Pauschalen sollen erhöht werden

Die Pau­scha­len pro Kind sol­len anders als bis­her dyna­misch unter Berück­sich­ti­gung der tat­säch­li­chen Kos­ten­ent­wick­lung jedes Jahr erhöht wer­den, damit die Kitas mehr Pla­nungs­si­cher­heit bekom­men. Die Oppo­si­ti­on for­der­te dage­gen das Ende der Pau­scha­len, die es schon unter Rot-Grün gab, und statt­des­sen eine fes­te Sockel­fi­nan­zie­rung für die Kitas.

Die Grü­nen-Abge­ord­ne­te Jose­fi­ne Paul pro­gnos­ti­zier­te wei­te­re not­wen­di­ge Über­brü­ckungs­fi­nan­zie­run­gen. Statt mit der «Gieß­kan­ne» für ein zwei­tes bei­trags­frei­es Kita-Jahr hät­te Stamp vor allem ein­kom­mens­schwa­che Fami­li­en ent­las­ten sol­len, sag­te sie. Der SPD-Abge­ord­ne­te Den­nis Mael­zer sag­te: «Schon jetzt ist klar: Nach der Reform ist vor der Reform.» Die schwarz-gel­be Koali­ti­on hat­te nach Amts­an­tritt 2017 den struk­tu­rell unter­fi­nan­zier­ten Kitas mit ins­ge­samt fast einer Mil­li­ar­de Euro unter die Arme gegriffen.

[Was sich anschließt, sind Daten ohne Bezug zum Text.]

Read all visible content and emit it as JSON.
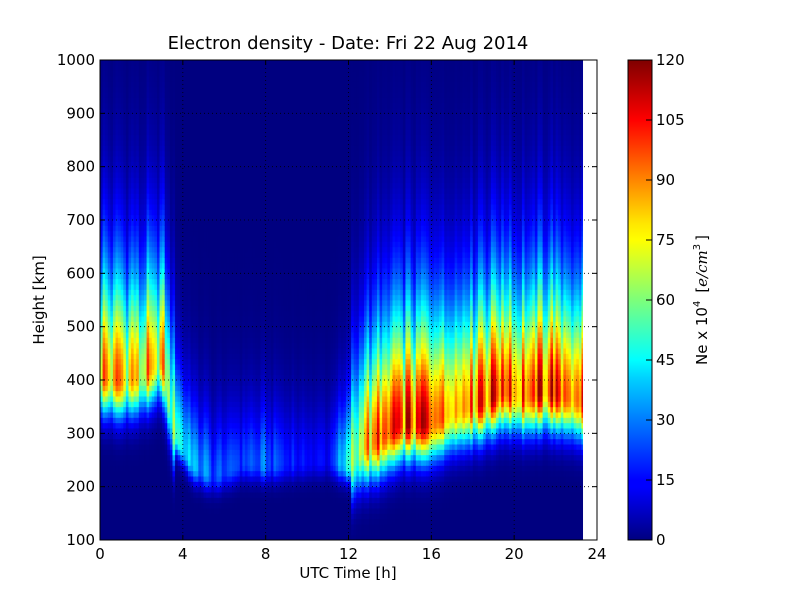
{
  "chart_data": {
    "type": "heatmap",
    "title": "Electron density - Date: Fri 22 Aug 2014",
    "xlabel": "UTC Time [h]",
    "ylabel": "Height [km]",
    "xlim": [
      0,
      24
    ],
    "ylim": [
      100,
      1000
    ],
    "x_ticks": [
      0,
      4,
      8,
      12,
      16,
      20,
      24
    ],
    "y_ticks": [
      100,
      200,
      300,
      400,
      500,
      600,
      700,
      800,
      900,
      1000
    ],
    "grid": true,
    "data_extent_x": [
      0,
      23.3
    ],
    "colormap": "jet",
    "colorbar": {
      "label_prefix": "Ne x 10",
      "label_exp": "4",
      "label_unit_open": "[",
      "label_unit_base": "e/cm",
      "label_unit_exp": "3",
      "label_unit_close": "]",
      "range": [
        0,
        120
      ],
      "ticks": [
        0,
        15,
        30,
        45,
        60,
        75,
        90,
        105,
        120
      ]
    },
    "profile_key": [
      {
        "t": 0,
        "peak_height": 410,
        "peak_value": 88
      },
      {
        "t": 1,
        "peak_height": 400,
        "peak_value": 92
      },
      {
        "t": 2,
        "peak_height": 410,
        "peak_value": 80
      },
      {
        "t": 3,
        "peak_height": 440,
        "peak_value": 82
      },
      {
        "t": 3.6,
        "peak_height": 300,
        "peak_value": 60
      },
      {
        "t": 4.5,
        "peak_height": 240,
        "peak_value": 40
      },
      {
        "t": 5.5,
        "peak_height": 220,
        "peak_value": 25
      },
      {
        "t": 7,
        "peak_height": 245,
        "peak_value": 25
      },
      {
        "t": 8,
        "peak_height": 240,
        "peak_value": 28
      },
      {
        "t": 9.5,
        "peak_height": 245,
        "peak_value": 18
      },
      {
        "t": 11,
        "peak_height": 250,
        "peak_value": 15
      },
      {
        "t": 12,
        "peak_height": 240,
        "peak_value": 50
      },
      {
        "t": 12.7,
        "peak_height": 275,
        "peak_value": 85
      },
      {
        "t": 13.5,
        "peak_height": 290,
        "peak_value": 98
      },
      {
        "t": 14.5,
        "peak_height": 320,
        "peak_value": 105
      },
      {
        "t": 16,
        "peak_height": 320,
        "peak_value": 112
      },
      {
        "t": 17,
        "peak_height": 340,
        "peak_value": 95
      },
      {
        "t": 18.5,
        "peak_height": 360,
        "peak_value": 110
      },
      {
        "t": 19.5,
        "peak_height": 380,
        "peak_value": 112
      },
      {
        "t": 20.5,
        "peak_height": 370,
        "peak_value": 95
      },
      {
        "t": 21.5,
        "peak_height": 380,
        "peak_value": 112
      },
      {
        "t": 22.5,
        "peak_height": 370,
        "peak_value": 104
      },
      {
        "t": 23.3,
        "peak_height": 360,
        "peak_value": 96
      }
    ]
  }
}
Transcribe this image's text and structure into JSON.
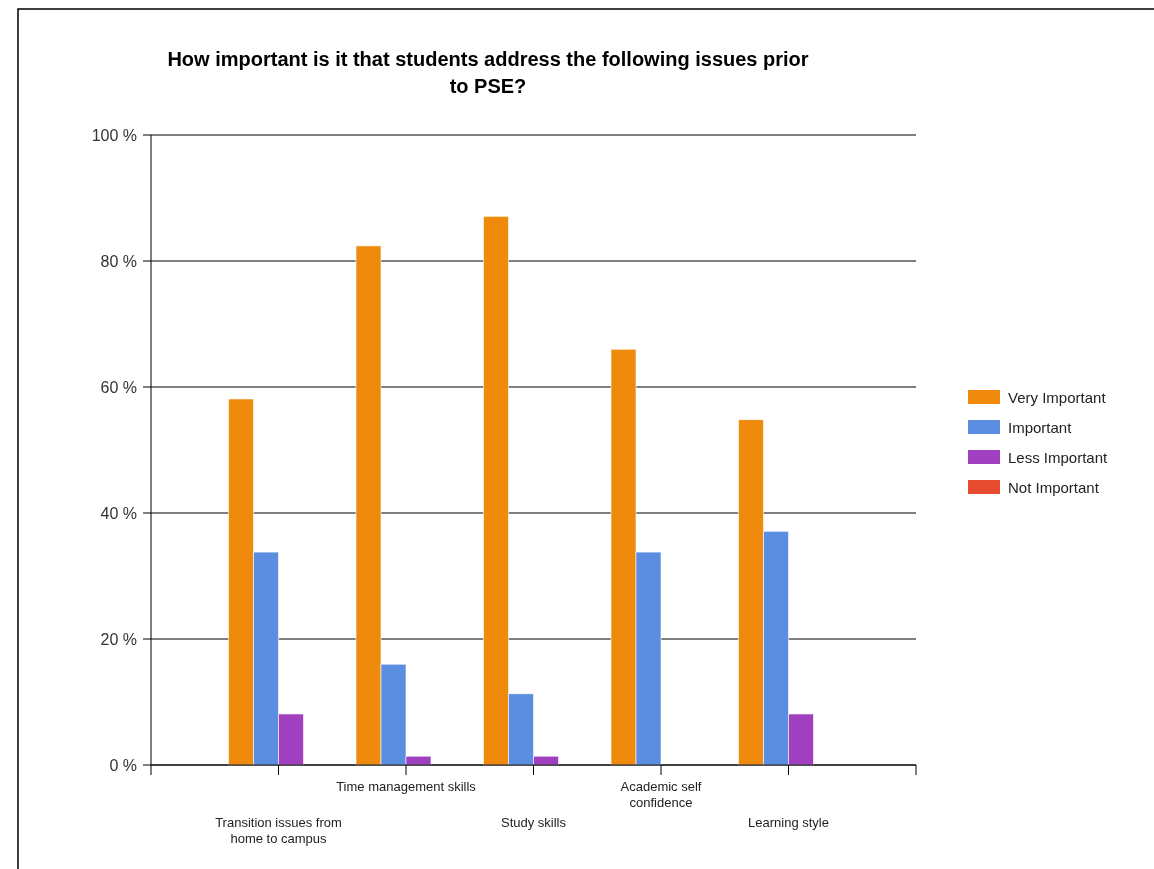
{
  "chart_data": {
    "type": "bar",
    "title": "How important is it that students address the following  issues prior to PSE?",
    "categories": [
      "Transition issues from home to campus",
      "Time management skills",
      "Study skills",
      "Academic self confidence",
      "Learning style"
    ],
    "series": [
      {
        "name": "Very Important",
        "color": "#f08a0c",
        "values": [
          58.1,
          82.4,
          87.1,
          66.0,
          54.8
        ]
      },
      {
        "name": "Important",
        "color": "#5b8de0",
        "values": [
          33.8,
          16.0,
          11.3,
          33.8,
          37.1
        ]
      },
      {
        "name": "Less Important",
        "color": "#a040c0",
        "values": [
          8.1,
          1.4,
          1.4,
          0,
          8.1
        ]
      },
      {
        "name": "Not Important",
        "color": "#e84c30",
        "values": [
          0,
          0,
          0,
          0,
          0
        ]
      }
    ],
    "ylim": [
      0,
      100
    ],
    "yticks": [
      {
        "value": 0,
        "label": "0 %"
      },
      {
        "value": 20,
        "label": "20 %"
      },
      {
        "value": 40,
        "label": "40 %"
      },
      {
        "value": 60,
        "label": "60 %"
      },
      {
        "value": 80,
        "label": "80 %"
      },
      {
        "value": 100,
        "label": "100 %"
      }
    ],
    "grid": "y",
    "legend": "right"
  }
}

Der Lan­des­el­tern­bei­rat zeig­te sich ent­täuscht: Bei der Betreu­ung gebe es kaum spür­ba­re Ver­bes­se­run­gen, und der Per­so­nal­man­gel in den Kitas wer­de sich noch ver­schär­fen. Die Oppo­si­ti­on hielt die Finan­zie­rung trotz der jähr­lich zusätz­li­chen 1,3 Mil­li­ar­den Euro für nicht aus­rei­chend. Kri­ti­ker sehen vor allem freie und kirch­li­che Kita-Trä­ger benach­tei­ligt und for­der­ten ein völ­lig neu­es Finan­zie­rungs­sys­tem. Fami­li­en­mi­nis­ter Joa­chim Stamp (FDP) sprach dage­gen von einem «Mei­len­stein für die früh­kind­li­che Bildung».